AMESBURY — The Middle Street Bookstore will be closing its doors Thursday after 21 years in downtown Newburyport to move to a new location in Amesbury.
Liz Schneider, the store’s proprietor, said the move became necessary after her landlord ordered the bookstore out by May 1, and the new store will open in mid-April at 15 Friend St., giving Amesbury two downtown bookstores.
The store will accordingly be renamed The Friend Street Bookstore when it opens, but the store’s model of selling once-read books at lower prices will remain the same.
Schneider said her preference would have been to remain in Newburyport, but there was no available space at an affordable price.
“Our customers have been so great, and they wanted us to stay in Newburyport,” Schneider said. “But we checked places in Newbury and Rowley before settling on Amesbury.”
The Middle Street Bookstore had been a fixture in downtown Newburyport since John Kymalainen of Danvers first opened the store in 1992. Eventually he sold the business to two Colorado men, one of whom was originally from Newburyport, and in 2003 they sold the store to Schneider, who had been running the day-to-day operations.
The new location in Amesbury is bigger than the current space and has much more parking available nearby to customers. There will also be a handicap accessible entrance in the back, something the Middle Street store didn’t have.
Before the new shop opens, the bookstore needs to install new bookshelves, transport the thousands of books currently on the shelves, and then have its business license approved by the Amesbury City Council. The store has already received its occupancy permit from building inspector Denis Nadeau, and the next City Council meeting is scheduled for April 9.
In the last days before the move, Schneider said she wants to thank all of her customers for supporting the store and added that she hopes they will continue to do so in the future.
“We hope our customers will follow us, especially those who have credit here so they can continue using their credit,” Schneider said. “We love our customers, we really do, and I’m going to miss a lot of them if they don’t come up there.”
Maggie Sundae closes
As one business moves into Friend Street, another is on the way out. Maggie Sundae, a popular ice cream shop at 60 Friend St., announced that it closed its doors over the weekend and the space is now up for lease.
Adele Faso, Maggie Sundae’s owner, said she decided not to renew her lease on the property so she could focus on her new catering business.

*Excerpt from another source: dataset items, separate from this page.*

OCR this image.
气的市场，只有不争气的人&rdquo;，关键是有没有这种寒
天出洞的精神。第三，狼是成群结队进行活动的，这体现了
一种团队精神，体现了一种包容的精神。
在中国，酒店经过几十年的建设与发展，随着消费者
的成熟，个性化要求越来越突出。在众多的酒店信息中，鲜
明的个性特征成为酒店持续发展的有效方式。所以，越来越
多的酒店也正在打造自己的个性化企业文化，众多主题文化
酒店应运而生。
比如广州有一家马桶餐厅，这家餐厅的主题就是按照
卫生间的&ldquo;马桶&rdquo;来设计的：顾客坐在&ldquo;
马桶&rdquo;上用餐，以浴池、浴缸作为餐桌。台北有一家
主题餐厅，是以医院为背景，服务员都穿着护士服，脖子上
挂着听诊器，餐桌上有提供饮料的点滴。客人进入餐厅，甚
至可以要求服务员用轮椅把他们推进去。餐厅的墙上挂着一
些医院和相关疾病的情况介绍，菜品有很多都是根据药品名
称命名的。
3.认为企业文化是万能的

Faso had previously said Maggie Sundae would remain but would transition into a soup and sandwich café known as the Soup Ladle Café, and yesterday Faso said she is still planning on doing that, but the business would operate out of Kitchen Local at 14 Cedar St. instead.
“That’s what we’re working on through Kitchen Local,” Faso said. “We still have a lot more we need to iron out, but that’s still in the works.”
Kitchen Local is a commercial-grade kitchen that recently opened in the Cedar Street complex. Professional cooks can rent it to prepare their foods.
Faso said she hopes to have her new business up and running in a couple of months, but added that it was an emotional day for her on Sunday when she moved her stuff out of Maggie’s.
“It was bittersweet, but it was a decision I had to make,” Faso said. “There was no kitchen here at Maggie’s.”
Meanwhile, reports are surfacing that the former home of Zac and Ani’s Bread at 11 Elm St. in downtown Amesbury has been leased out to a new occupant. According to multiple city officials, the occupant is believed to be a cheese business that will operate as a wholesaler and likely won’t sell its product to consumers from the store.
Town officials did not have the name of the business or when it might move in, and calls left at the building inspector’s office were not returned by press time.